We have previously covered the reasons why I hold your statement as to the physical impossibility of their being a lone gunman to be false.
For a quick, yet thorough, review of the case against conspiracy, Allthumbs gave you a link to the McAdams website. It represents a good, sourced overview.
We must agree to differ, because the HSCA was ineffective, and incapable of investigating its own lunch menu.
I referred to it only in that it broke the brick wall which the Warren Commission erected.
The USA kept its secrets quite well, pre internet.
Hoover was FBI, not CIA.
I agree. We have reached a disagreement on the veracity of sources and can go no further; until the next provocation, of course
Thank you.Nearly forgot- CIA- bodyshirt or Hawaiian print, and pilot sunglasses. FBI-short sleeve workshirt.
Why would a man with two daughters kill a politician he liked?
Why?
I haven’t indulged in any matter of Breivik. I will spare myself any look into his mind and the contemplation of the families mass pain.
He doesn’t have to be insane. By community demand and expectation, yes. Look what people are capable of doing to each other through history. Torture, cruelty, deceit and butchering and execution.Home for tea and forgot it by 8.30. In many cases it is just the person type.
Watching someone getting their head hacked off with a butcher knife on the net could’ve shocked a gentle person, enough to an eventual act of madness I think.
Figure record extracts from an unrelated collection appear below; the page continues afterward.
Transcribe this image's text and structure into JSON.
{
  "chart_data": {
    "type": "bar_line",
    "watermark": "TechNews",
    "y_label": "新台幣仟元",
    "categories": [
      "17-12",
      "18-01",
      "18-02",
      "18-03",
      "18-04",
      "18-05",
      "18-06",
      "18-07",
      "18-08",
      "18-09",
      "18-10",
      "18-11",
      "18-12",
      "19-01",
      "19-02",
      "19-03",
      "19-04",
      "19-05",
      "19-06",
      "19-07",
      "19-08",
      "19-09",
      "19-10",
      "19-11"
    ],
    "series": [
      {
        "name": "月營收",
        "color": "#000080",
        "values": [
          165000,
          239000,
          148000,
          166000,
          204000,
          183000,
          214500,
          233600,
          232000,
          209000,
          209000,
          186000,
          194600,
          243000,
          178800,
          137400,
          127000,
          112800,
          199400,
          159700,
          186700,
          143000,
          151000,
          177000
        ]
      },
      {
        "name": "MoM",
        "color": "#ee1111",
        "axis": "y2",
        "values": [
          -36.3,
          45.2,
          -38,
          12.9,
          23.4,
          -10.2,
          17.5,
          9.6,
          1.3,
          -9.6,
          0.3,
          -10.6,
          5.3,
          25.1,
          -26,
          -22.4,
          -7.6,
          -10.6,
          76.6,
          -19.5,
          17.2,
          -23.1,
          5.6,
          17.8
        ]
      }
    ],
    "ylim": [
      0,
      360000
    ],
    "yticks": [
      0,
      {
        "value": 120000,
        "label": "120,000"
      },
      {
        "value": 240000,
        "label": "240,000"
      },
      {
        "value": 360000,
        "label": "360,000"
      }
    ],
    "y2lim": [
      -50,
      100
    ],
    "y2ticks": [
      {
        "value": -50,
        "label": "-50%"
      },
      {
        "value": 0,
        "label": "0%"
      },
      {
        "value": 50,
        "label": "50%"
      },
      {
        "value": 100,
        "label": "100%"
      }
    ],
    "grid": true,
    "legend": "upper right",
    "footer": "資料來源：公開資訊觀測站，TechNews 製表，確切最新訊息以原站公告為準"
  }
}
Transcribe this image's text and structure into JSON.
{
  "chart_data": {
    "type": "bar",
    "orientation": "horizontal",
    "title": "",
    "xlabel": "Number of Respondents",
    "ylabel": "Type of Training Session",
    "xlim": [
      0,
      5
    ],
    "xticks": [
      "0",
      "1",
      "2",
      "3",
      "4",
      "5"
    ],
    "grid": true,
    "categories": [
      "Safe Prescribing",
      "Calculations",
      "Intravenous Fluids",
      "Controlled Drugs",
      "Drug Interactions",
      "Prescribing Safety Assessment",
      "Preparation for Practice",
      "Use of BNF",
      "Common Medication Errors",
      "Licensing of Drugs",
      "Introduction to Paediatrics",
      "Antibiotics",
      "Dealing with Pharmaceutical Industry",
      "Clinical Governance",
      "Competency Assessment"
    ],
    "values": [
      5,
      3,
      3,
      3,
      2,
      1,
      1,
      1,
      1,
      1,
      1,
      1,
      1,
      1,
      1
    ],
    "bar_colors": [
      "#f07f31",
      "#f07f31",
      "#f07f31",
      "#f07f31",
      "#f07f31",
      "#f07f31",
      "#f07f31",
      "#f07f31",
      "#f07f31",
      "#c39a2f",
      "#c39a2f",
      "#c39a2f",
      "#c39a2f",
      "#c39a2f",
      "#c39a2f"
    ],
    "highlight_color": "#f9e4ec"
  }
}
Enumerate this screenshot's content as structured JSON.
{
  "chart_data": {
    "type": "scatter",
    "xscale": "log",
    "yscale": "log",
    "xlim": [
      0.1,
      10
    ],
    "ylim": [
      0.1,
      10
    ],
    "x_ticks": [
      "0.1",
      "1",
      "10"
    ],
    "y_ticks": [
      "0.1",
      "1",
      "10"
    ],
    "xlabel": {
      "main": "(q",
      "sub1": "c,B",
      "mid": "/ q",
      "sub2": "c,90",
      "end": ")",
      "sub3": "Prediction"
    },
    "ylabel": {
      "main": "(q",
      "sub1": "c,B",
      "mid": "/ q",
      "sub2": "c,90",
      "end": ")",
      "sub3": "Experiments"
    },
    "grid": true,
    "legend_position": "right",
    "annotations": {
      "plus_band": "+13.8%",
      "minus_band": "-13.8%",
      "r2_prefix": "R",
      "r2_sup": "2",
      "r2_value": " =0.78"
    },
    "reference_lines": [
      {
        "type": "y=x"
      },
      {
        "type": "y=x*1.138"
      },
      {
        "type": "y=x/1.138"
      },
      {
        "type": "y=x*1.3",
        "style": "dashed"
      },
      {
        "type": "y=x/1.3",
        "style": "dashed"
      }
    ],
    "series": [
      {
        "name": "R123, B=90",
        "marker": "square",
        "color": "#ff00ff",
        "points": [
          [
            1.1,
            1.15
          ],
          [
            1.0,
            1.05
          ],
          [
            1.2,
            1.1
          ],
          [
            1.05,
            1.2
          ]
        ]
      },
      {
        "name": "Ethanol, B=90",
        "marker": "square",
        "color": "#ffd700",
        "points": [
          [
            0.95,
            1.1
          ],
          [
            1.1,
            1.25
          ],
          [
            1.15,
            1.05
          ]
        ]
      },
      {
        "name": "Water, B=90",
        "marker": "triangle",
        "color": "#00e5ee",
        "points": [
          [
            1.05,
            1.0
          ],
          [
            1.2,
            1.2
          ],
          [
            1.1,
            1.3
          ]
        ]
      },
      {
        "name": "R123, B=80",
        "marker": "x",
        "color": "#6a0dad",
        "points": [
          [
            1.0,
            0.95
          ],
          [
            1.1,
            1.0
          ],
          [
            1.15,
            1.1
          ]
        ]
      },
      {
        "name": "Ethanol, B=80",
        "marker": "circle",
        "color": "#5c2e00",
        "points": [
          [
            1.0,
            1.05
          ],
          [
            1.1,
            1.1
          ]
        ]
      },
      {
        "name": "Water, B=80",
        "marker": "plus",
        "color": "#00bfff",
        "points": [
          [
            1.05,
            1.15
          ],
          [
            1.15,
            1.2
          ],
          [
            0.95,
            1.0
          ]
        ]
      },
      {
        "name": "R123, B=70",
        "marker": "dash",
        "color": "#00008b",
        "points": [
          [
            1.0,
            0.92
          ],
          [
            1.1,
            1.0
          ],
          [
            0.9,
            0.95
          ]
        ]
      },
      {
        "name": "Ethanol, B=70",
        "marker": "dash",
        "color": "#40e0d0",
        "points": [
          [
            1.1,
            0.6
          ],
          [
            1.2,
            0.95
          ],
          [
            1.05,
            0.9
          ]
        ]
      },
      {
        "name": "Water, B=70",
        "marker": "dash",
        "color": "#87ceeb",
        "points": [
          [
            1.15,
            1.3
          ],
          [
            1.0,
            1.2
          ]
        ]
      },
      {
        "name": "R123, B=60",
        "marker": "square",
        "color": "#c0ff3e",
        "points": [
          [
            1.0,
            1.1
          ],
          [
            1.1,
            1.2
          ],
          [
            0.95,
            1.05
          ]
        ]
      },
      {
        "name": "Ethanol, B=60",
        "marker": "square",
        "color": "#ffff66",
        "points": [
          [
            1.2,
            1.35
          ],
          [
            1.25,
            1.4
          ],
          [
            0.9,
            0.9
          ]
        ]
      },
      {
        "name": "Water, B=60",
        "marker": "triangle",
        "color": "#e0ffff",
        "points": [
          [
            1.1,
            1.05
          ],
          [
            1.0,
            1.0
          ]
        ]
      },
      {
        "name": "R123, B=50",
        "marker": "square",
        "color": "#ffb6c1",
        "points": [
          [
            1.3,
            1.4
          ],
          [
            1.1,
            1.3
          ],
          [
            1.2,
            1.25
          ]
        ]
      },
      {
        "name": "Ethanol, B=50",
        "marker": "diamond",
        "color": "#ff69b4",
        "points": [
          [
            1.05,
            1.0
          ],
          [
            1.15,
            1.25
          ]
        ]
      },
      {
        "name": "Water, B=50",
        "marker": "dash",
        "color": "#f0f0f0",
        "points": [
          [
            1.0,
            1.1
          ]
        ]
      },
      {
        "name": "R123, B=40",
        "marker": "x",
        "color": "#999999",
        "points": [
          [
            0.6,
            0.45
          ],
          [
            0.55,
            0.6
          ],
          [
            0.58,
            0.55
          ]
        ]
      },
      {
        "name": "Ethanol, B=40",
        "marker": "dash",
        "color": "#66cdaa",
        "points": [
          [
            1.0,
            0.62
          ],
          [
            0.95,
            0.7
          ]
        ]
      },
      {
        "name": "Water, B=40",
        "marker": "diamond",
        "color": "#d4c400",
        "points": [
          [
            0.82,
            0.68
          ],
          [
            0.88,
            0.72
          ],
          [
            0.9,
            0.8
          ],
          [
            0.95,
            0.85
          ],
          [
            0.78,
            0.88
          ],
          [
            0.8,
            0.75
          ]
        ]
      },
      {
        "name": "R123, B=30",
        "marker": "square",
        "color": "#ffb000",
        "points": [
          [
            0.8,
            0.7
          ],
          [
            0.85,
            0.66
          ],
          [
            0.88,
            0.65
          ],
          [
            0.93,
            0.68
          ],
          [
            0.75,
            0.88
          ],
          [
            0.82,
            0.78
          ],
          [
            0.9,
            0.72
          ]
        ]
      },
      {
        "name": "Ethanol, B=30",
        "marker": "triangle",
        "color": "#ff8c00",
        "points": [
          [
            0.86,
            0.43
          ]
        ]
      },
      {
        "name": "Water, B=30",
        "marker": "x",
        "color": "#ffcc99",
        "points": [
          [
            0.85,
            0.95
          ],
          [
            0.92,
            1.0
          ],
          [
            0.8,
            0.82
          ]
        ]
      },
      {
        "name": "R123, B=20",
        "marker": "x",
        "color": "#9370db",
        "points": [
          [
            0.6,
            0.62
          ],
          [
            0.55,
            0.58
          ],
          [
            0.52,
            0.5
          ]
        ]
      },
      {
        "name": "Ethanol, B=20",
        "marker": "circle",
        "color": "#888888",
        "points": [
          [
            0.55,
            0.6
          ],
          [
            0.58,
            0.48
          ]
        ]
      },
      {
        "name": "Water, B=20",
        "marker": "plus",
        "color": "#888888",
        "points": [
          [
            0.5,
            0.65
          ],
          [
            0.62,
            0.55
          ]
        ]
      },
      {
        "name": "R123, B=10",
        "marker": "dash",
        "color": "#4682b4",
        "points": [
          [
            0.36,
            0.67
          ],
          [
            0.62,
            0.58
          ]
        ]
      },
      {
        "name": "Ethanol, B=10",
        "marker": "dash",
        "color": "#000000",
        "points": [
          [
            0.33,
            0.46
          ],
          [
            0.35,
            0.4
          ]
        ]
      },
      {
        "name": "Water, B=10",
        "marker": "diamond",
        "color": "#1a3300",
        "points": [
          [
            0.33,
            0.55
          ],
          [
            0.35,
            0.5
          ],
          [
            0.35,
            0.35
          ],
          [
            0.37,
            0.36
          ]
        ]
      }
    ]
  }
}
A tipping point of horror amongst much other in someone’s life just all clicking into place.
I wonder how many more and fragile souls from the wars, may be pushed to brinks?
His crime, I have no word for the horror, but what IF he was a beautiful person so horrified, shocked and damaged by what was around him and politics courtesy of global media that has lead to this?
Many people do to others what is done to them. It is in nature.
Oswald, I’ve always wondered if he did’nt do it from a child because of his mannerisms that I viewed on TV. Besides being bashed around, he seemed to be any of us in a nightmare and getting through it thinking of his day in court or for anyone to listen.
I shot roo’s on the plains and scrub, pigs, foxes and wildcats for twenty years and the spray never looked right from the shot from where we were supposed to be viewing from. My eyesight is not so good now, too much smoking, night driving and spotlighting but I am very good with angles and trajectories and from machining and timber work.
Then again, Oswald was a professional. He would have walked through thoughts ,scenario’s and dreams in his calling and prospects much worse by far than what he went through. It would have been a walk in the park and a life and career climax for someone not so right.
I’ve seen some matter on 9/11 conspiracy and much of it was totally explainable. A fellow blogger put pictures up supposedly of one of the planes that was eye raising but i’m sure it was explainable as the rest.
How did we get on to all this?
Now you just leave Tony and the Liberals alone Bob.
jim, both Breivik and Bryant are insane, Bryant went to jail and Breivik will go into some kind healthcare place for rehabilition…
9/11 is one conspiracy I won’t come at, except that Bush may have connived at allowing an attack on the USA; but both he and Osama bin Laden were astonished at the scale of the destruction.
For al qaeda, they succeeded beyond their wildest dreams, but have lately reaped the whirlwind.
Jesus, what are you talking about? 9/11 was a conspiracy. Eighteen or nineteen suicide hijacker-bombers were in it, plus maybe twenty other organisers and planners.
A conspiracy does not have to involve George bush to be a conspiracy.
He wasn’t in on the death of Lincoln.
Get it right.
No, it was a lone gunman!
The Warren Commission had the single bullet theory, the magic bullet which went through Kennedy and Connally, bouncing off bones and emerging almost intact; in the case of 9/11 the five aircraft were piloted by the magic hijacker, who is probably still alive protected by the CIA Mossad and the Taliban in a joint operation.
(serious content follows)
Of course, what I meant was that the USA did not try to blow itself up merely so it could generate sympathy and then invade almost everywhere.